13. Dumbest and most irritating ethics-free comment, repeated many times: “If you ever waited tables, you wouldn’t take that position! You don’t know what you’re taking about!” Translation: “I’m biased, because I’m a server, sympathize with servers, and can’t be objective. You can’t analyze this without being biased too.” The underlying ethical issues–vengeance, vigilante action, violation of duties to employers—have nothing to do with waiting tables, and apply the same way in other professions.

14. The expropriation and publication of data on a proprietary document belonging to the diner, Bell, and Applebee’s is per se  unethical conduct. There is no defense for it.

15. A diner does not voluntarily put herself in the public eye by what she writes on a check that is between her and the restaurant.

16. An interesting spin-off was raised by a vengeful waitress who defended Chelsea and said that when she was stiffed on a large bill, she informed the mayor of the town that the diner, a city lawyer, was plotting against the city with his meal companion. Even if he was, servers are professionally obligated to keep the contents of conversations they overhear confidential. If she had done this as a whistle-blower, it is ethically defensible. She did it to get even, which is not a justifiable reason, and the restaurant would be justified in firing her for doing it.

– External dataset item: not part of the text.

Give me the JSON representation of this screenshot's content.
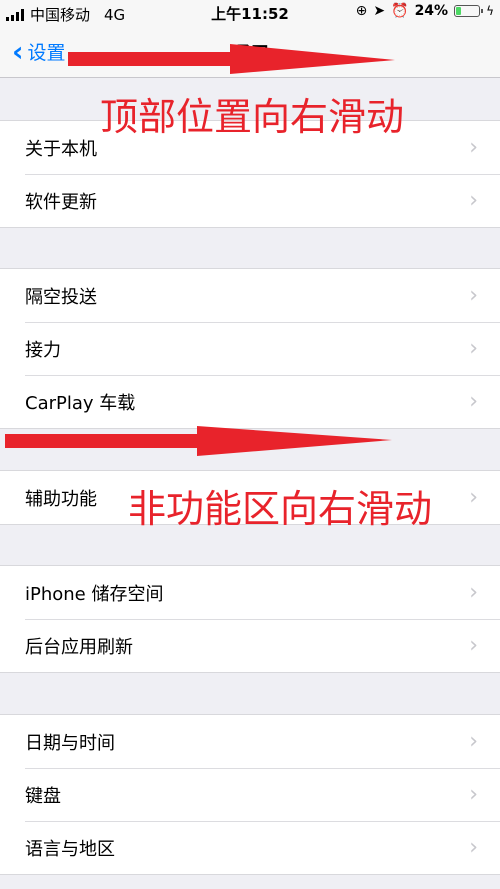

17. Yes, I sometimes have typos and other errors in my replies to comments. As regular readers know, I have them in my posts, too, though I am constantly cleaning them up. The typos in the comments are mostly due to the fact that I answer a lot of them, in addition to the fact that I can’t type or spell. This does not, as one commenter asserted, mean that I did not graduate from the schools I “claim” I did. And what makes you think graduates of those schools  necessarily proof-read any better than I do?

18. As for the web-shaming fans who argue that Chelsea’s act was virtuous because such evil conduct should exposed, and anyone who acts so disgracefully deserves to be held up to disparagement across the globe: None of us should want to live in a society where every mistake we make is at risk to be preserved forever online, warping the opinions that others form of us for the rest of our lives. In Europe, it is called “the right to be forgotten.” The Golden Rule applies, not that Pastor Bell would recognize it. This is a perfect example of the kind of minor lapse–it’s 7 lousy bucks!—that the elephant gun of public shaming should not be used against.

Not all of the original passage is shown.